Real Property - Rectification. Wonderland Power Centre Inc. v. Post and Beam on Wonderland Inc.
In Wonderland Power Centre Inc. v. Post and Beam on Wonderland Inc. (Div Ct, 2022) the Divisional Court considered an issue of rectification, here in a real property registration context:
 Rectification is an equitable remedy granted at the discretion of the motion judge. A discretionary order of a motions judge is subject to significant deference on appeal and should be interfered with only where the motion judge misdirected herself, came to a decision that is so clearly wrong that it amounts to an injustice, or gave no or insufficient weight to relevant considerations: see Penner v. Niagara (Regional Police Services Board), 2013 SCC 19,  2 S.C.R. 125, at para. 27. In addition, an appellate court may intervene where the trial judge exercised his or her discretion based on a wrong principle: see Soulos v. Korkontzilas (1995), 1995 CanLII 2074 (ON CA), 25 O.R. (3d) 257 (C.A.), at paras. 6, 15, aff'd 1997 CanLII 346 (SCC),  2 S.C.R. 217. I am of the opinion that the motion judge exercised her discretion based on wrong principles, misdirected herself, and gave insufficient weight to relevant considerations.The case continues on the inefficacy of rectification if a later purchaser takes title as "a bona fide purchaser for value without notice." [para 42-69].
 The motion judge correctly identified the issue – that rectification is not available against a bona fide purchaser for value with notice. ...

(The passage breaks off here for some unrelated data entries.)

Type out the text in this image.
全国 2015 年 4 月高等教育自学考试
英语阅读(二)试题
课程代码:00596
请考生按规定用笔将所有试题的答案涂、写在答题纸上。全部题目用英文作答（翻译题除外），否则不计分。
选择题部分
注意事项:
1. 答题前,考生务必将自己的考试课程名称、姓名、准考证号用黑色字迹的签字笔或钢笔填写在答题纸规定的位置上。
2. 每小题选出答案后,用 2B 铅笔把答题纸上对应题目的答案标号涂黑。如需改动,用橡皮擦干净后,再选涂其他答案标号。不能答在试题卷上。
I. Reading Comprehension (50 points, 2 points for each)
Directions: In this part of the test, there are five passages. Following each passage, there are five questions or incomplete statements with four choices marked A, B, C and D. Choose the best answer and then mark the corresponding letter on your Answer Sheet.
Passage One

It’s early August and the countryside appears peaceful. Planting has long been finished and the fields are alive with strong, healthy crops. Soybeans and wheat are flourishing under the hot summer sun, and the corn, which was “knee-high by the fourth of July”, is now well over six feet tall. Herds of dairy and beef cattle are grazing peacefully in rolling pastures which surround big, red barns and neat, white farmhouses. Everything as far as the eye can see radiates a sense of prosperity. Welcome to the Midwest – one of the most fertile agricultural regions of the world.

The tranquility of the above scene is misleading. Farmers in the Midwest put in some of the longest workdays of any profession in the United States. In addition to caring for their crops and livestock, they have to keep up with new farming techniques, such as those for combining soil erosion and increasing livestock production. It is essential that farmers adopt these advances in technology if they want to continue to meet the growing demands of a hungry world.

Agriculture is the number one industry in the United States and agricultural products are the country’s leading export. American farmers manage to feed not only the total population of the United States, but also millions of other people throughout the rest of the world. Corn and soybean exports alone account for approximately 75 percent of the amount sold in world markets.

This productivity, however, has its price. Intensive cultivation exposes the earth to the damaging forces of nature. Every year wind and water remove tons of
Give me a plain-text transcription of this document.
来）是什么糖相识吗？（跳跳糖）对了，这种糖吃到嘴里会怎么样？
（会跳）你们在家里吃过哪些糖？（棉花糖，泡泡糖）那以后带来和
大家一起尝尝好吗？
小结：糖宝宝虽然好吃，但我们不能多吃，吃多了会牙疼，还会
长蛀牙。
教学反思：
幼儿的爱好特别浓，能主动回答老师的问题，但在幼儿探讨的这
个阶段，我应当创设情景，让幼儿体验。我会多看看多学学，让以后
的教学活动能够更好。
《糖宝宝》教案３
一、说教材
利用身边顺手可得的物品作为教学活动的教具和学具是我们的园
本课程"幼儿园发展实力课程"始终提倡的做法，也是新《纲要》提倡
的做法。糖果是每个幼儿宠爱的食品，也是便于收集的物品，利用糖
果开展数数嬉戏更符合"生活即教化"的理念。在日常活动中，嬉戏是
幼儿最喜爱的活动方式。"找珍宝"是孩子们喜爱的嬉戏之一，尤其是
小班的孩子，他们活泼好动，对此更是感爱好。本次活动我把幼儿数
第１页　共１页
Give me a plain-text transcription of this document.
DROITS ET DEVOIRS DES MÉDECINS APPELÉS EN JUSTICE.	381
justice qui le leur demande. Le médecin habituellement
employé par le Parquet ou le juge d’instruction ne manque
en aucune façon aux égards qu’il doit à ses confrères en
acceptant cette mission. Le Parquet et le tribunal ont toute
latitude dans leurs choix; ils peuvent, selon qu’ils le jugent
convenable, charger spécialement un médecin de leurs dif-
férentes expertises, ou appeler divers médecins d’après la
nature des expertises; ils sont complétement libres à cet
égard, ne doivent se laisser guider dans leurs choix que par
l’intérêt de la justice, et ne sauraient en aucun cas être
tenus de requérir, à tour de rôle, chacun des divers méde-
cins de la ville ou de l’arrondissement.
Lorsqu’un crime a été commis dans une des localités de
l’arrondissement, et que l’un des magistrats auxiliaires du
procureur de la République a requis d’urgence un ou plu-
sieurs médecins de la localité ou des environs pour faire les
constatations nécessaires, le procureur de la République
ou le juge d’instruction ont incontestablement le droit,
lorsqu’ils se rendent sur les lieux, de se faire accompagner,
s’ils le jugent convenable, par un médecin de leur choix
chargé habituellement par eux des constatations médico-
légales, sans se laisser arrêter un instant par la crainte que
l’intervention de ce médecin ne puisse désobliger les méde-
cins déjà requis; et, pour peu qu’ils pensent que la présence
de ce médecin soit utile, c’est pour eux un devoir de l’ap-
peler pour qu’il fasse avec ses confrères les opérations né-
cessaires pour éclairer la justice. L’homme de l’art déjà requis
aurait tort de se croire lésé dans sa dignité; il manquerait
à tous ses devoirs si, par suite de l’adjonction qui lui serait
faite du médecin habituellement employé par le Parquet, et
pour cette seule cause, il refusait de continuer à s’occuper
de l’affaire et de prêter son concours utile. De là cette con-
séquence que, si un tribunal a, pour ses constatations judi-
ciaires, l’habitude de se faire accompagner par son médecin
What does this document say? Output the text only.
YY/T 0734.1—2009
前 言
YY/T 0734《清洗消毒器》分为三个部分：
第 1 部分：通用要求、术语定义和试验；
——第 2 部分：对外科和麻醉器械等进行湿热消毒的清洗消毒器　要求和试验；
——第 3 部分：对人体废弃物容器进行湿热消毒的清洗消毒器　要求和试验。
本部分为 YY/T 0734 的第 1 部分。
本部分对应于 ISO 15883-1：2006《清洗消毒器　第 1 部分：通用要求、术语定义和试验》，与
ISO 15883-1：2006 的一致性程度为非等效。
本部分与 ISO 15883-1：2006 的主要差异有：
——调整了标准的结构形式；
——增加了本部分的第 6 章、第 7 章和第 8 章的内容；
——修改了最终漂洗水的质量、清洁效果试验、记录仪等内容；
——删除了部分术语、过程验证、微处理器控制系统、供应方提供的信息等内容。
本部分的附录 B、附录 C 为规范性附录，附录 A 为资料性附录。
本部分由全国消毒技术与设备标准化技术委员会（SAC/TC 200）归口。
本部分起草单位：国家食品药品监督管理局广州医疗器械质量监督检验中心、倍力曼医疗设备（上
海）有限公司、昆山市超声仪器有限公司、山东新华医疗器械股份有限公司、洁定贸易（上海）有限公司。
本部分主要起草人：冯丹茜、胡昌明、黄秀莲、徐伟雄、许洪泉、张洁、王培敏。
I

 Wonderland’s motion for rectification was brought and granted under section 160 of the Land Titles Act:
Subject to any estates or rights acquired by registration under this Act, if a person is aggrieved by an entry made, or by the omission of an entry from the register, or if default is made or unnecessary delay takes place in making an entry in the register, the person aggrieved by the entry, omission, default or delay may apply to the court for an order that the register be rectified, and the court may either refuse the application with or without costs to be paid by the applicant or may, if satisfied of the justice of the case, make an order for the rectification of the register. [Emphasis added.] The “estates or rights acquired by registration under this Act”, as referred to in s. 160, are generally set out in s. 78(4) of the Act, which provides that an instrument is effective when registered “according to its nature and intent”:
When registered, an instrument shall be deemed to be embodied in the register and to be effective according to its nature and intent, and to create, transfer, charge or discharge, as the case requires, the land or estate or interest therein mentioned in the register. Rectification of registered interests after purchase by a third party is of particular concern because of the importance of the reliability and integrity of the land registry to all aspects of land law and conveyancing. Certainty is critical to conveyancing. As stated by the Divisional Court per curiam in 1168760 Ontario Inc. v. 6706037 Canada Inc., 2019 ONSC 4702, at paras. 13-14:
13 The LTA establishes the land titles regime in Ontario. Its essential purpose is to "provide the public with security of title and facility of transfer" by setting up a register and guaranteeing that the person shown as the registered owner is the legal owner, subject only to registered encumbrances and enumerated statutory exceptions.
14 There are three principles found in the land titles regime that together embody the doctrine of indefeasibility of title:
• The mirror principle, whereby the register is the perfect mirror of the state of title;
• The curtain principle, which holds that the purchaser need not investigate past dealing with the land, or search behind the title as depicted in the register; and
• The insurance principle, whereby the state guarantees the accuracy of the register and compensates any person who suffers loss as the result of an inaccuracy. [Citations omitted.]